Many manholes may appeared to be uplifted from the ground after an earthquake. This damages sewer infrastructure, creates road obstacles, and prolongs a disaster recovery process. There are two causes of uplifted manholes.

The first cause is soil liquefaction. Saturated loose soils can lose strength and stiffness in response to an applied stress such as shaking during an earthquake. The soils cannot drain pore water fast enough in a repeated compression causing the pore water pressure to be accumulated to a high pressure. This causes the soils to lose their stress and become muddy. Any objects with apparent weights of less than of those of the ground's muddy water will float up. Manholes, which are sealed hollowed objects with lower apparent weights, will be forced to push upward after a soil liquefaction. A solution to prevent manholes to be uplifted is to create drain plugs throughout a manhole wall. The plugs have screens to prevent dirts but allow water to drain through. The pressure-sensitive plugs are calibrated to hold water up to a certain pressure level which is higher than normal ground water pressure. Once the pore water pressure is increased to higher than that level due to an earthquake, the plugs will be released into the manhole and the water from the surrounding soils can be drained into the manhole, preventing soil liquefaction.

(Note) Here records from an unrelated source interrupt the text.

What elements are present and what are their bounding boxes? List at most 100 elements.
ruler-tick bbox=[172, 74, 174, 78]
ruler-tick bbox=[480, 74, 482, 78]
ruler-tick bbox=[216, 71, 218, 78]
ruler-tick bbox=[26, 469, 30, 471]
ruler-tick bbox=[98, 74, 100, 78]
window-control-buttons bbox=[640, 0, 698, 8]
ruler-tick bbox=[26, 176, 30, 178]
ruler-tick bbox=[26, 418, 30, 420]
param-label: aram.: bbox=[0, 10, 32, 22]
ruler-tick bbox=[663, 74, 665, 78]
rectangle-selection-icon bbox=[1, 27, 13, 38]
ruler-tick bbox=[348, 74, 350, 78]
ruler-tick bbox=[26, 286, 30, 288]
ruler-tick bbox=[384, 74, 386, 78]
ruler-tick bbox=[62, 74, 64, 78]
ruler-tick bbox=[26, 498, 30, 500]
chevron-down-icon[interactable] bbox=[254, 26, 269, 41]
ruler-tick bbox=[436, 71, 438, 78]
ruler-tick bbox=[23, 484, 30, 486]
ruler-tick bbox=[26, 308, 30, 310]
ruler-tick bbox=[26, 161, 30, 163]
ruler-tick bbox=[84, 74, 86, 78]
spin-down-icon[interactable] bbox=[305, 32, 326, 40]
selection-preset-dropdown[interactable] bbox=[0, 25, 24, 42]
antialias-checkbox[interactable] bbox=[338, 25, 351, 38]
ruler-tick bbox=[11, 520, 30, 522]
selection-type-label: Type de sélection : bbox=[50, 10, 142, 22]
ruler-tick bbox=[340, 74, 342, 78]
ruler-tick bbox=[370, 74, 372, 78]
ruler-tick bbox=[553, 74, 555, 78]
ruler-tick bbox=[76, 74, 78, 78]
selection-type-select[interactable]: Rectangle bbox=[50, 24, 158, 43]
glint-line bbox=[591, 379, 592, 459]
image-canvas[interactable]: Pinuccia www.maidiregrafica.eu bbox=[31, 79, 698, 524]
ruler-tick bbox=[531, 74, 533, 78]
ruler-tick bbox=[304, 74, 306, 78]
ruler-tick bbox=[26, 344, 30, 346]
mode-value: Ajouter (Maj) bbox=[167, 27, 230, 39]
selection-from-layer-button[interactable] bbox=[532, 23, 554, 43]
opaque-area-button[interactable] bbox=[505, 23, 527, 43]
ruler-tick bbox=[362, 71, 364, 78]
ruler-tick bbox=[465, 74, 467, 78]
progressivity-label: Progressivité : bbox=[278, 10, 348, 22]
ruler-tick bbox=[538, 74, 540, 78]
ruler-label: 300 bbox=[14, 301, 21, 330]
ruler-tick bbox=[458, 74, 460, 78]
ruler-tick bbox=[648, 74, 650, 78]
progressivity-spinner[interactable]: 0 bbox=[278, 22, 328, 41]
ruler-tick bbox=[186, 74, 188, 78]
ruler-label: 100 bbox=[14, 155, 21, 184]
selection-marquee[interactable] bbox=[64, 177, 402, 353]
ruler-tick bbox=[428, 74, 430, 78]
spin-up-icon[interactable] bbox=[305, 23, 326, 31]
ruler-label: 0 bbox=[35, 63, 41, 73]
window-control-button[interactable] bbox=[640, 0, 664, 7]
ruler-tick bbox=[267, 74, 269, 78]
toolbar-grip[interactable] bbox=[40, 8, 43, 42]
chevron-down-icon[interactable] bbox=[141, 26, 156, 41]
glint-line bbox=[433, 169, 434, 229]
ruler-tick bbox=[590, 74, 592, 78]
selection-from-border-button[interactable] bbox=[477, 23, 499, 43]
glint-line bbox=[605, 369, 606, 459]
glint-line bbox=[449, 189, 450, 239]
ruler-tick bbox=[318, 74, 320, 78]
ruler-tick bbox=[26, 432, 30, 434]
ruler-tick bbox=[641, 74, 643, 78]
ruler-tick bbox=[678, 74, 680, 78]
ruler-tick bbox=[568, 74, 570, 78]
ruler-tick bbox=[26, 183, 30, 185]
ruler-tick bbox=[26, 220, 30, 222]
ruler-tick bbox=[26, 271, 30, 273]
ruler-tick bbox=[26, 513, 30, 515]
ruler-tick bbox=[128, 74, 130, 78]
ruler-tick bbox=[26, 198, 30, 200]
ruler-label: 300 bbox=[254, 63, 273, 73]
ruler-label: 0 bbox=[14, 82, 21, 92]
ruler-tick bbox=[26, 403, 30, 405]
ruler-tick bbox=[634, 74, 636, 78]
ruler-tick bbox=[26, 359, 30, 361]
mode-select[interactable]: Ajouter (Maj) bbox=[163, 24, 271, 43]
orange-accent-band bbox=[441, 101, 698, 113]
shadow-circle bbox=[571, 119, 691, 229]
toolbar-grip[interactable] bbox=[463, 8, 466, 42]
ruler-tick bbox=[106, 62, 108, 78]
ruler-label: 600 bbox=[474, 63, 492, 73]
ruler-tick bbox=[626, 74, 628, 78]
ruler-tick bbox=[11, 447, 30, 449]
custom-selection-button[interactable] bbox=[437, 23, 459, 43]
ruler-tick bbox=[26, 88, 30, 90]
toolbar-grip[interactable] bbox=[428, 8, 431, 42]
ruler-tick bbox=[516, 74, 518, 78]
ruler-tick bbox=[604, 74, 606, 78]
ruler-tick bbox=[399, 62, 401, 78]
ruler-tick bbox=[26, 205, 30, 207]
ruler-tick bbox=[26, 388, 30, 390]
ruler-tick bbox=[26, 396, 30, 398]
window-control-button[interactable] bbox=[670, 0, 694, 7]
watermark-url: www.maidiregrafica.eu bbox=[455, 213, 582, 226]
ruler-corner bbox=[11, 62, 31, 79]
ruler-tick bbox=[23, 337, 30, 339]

The second cause is broken seals at the manhole joints due shifting of the ground causing an inflow of the sediments surrounding the manholes to enter through the joints. This results in sunken roads and the sediments fill up manholes and sewers. This is not an uplift of a manhole but rather a subsidence of an area next to a manhole. A solution to this to have a flexible and watertight sheet attached over each joint on the inside wall of the manhole. When the ground is shifted, the sheets can still provide sealed barriers at the shifted joints, preventing inflow of the sediments.